Daraufhin erfolgt Gierings Zwangskastration. Er wird gebadet, rasiert. Danach "kam ich gleich auf die Schlachtbank". Als er wieder wach wird, liegt er im Bett, unter den Knien und auf dem Bauch ein Sandsack. Am Bett sitzt ein SS-Angehöriger. Giering will wissen, was man mit ihm gemacht hat. "Kastriert", sagt der SS-Mann. Irgendwann kommt der Lagerkommandant rein mit zwei SS-Angehörigen. Auf dem Tablett haben sie mehrere Gläser. Jedem zeigen sie das Glas mit der Bemerkung: "Hier kannst Du Deine Eier noch einmal sehen, aber konserviert."

Die Opfer der Zwangskastration mussten sich einer demütigenden ganzkörperlichen Untersuchung erziehen.
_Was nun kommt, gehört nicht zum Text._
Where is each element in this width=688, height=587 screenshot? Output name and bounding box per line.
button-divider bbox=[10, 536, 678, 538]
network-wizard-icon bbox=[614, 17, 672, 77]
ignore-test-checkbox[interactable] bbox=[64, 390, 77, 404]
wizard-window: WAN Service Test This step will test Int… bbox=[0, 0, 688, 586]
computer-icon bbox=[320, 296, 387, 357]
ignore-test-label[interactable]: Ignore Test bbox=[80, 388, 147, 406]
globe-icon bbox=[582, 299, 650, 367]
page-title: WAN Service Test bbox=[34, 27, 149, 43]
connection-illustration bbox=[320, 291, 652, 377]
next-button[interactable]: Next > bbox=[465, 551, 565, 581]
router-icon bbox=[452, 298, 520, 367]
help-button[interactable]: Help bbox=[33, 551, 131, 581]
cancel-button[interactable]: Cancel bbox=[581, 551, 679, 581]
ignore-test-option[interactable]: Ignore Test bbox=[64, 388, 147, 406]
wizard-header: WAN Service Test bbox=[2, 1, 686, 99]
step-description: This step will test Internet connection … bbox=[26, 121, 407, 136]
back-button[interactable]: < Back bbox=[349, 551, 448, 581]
In den Untersuchungsberichten vermerken die SS-Mediziner, die Kastrierten seien nach der Operation zufrieden und die "Einstellung zur Arbeit", ihr Verhältnis zu Mithäftlingen und KZ-Aufsehern habe sich "gebessert". Diese Äußerungen sollten die Kastration als erfolgreiche Maßnahme auf dem Weg zur Wiedereingliederung in die Volksgemeinschaft darstellen.

Otto Giering wird 1945 aus der Haft entlassen. Anfang der fünfziger Jahre lernt er seine künftige Frau kennen, er sucht Geselligkeit, Ablenkung, Anerkennung. Durch die KZ-Haft leidet er unter anderem unter Kopfschmerzen, Migräne, zieht sich manchmal tagelang zurück. Als er den Antrag auf Entschädigung einreicht, kommen die Erinnerungen wieder hoch. Der Antrag wird abgelehnt, Giering kommt bleibt tagelang weg, kommt nicht nach Hause. Die Polizei findet ihn verwirrt und orientierungslos auf. 1976 stirbt er an den Folgen eines Schlaganfalls.

Die Diskriminierung von Homosexuellen geht über das Jahr 1945 hinaus, den Betroffenen wurde eine Entschädigung für erlittene KZ-Haft verweigert. Bis heute ist dies der Grund dafür, dass sich Zeitzeugen nicht öffentlich zu ihrem Schicksal äußern. In der Gedenkstätte Sachsenhausen hat 1995 erstmals ein Vertreter der Homosexuellen bei einer Gedenkveranstaltung einer KZ-Gedenkstätte öffentlich gesprochen.